Novel zwitterionic cinchona alkaloid-based chiral selectors (SOs) were synthesized and immobilized on silica gel. The corresponding brush-type chiral stationary phases (CSPs) were characterized as zwitterionic ion-exchange-type materials and exhibited remarkable enantioselectivity for their zwitterionic target analytes, viz. underivatized amino acids and aminosulfonic acids. We rationally designed structural modifications on the strong cation exchange (SCX) subunit of the zwitterionic SO and investigated the influence on chiral recognition power for amphoteric solutes.

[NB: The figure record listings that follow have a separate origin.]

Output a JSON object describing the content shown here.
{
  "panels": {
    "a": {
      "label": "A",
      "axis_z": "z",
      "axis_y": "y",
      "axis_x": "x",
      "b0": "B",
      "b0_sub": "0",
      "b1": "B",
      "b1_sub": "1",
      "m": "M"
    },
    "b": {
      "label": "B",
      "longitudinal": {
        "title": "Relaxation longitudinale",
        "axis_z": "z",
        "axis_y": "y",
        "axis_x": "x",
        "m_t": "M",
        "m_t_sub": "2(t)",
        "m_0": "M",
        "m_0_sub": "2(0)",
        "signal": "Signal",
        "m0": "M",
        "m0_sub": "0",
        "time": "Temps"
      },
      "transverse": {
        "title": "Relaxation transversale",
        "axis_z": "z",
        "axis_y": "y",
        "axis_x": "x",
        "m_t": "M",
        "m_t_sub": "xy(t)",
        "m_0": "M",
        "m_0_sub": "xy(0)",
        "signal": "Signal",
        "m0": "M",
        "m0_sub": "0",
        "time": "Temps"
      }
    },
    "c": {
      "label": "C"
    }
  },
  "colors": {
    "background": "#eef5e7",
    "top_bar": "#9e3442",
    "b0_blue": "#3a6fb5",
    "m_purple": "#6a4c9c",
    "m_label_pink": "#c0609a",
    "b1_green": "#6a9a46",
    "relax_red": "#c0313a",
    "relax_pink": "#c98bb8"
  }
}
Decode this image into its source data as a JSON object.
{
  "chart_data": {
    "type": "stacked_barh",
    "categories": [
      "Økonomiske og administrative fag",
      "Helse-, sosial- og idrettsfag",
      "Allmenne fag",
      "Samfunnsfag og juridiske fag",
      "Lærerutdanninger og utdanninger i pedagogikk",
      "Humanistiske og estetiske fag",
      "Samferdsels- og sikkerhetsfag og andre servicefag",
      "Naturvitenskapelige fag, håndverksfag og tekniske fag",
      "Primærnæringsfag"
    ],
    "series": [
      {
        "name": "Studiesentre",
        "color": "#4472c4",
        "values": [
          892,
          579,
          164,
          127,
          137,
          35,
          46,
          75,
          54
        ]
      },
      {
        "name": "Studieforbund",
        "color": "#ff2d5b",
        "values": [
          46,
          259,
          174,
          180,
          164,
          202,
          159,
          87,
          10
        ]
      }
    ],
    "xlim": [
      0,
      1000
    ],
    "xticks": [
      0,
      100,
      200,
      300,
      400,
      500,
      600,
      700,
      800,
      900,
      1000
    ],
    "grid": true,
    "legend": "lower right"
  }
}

SOs with chiral isopropyl- or cyclohexyl-moieties in vicinity to the SCX site showed broadest application range by baseline resolving 39 out of 53 test compounds, including α-, β-, and γ-amino acids with different substitution patterns. Furthermore, we introduced two pseudoenantiomeric zwitterionic CSPs which combined the unique features of providing comparable enantioselectivities but reversed enantiomer elution orders. By application of slightly acidic polar organic mobile phases as preferred elution mode, we found that certain amounts of aprotic acetonitrile in protic methanol substantially increased enantioselectivity and resolution of amino acids in a structure-dependent manner.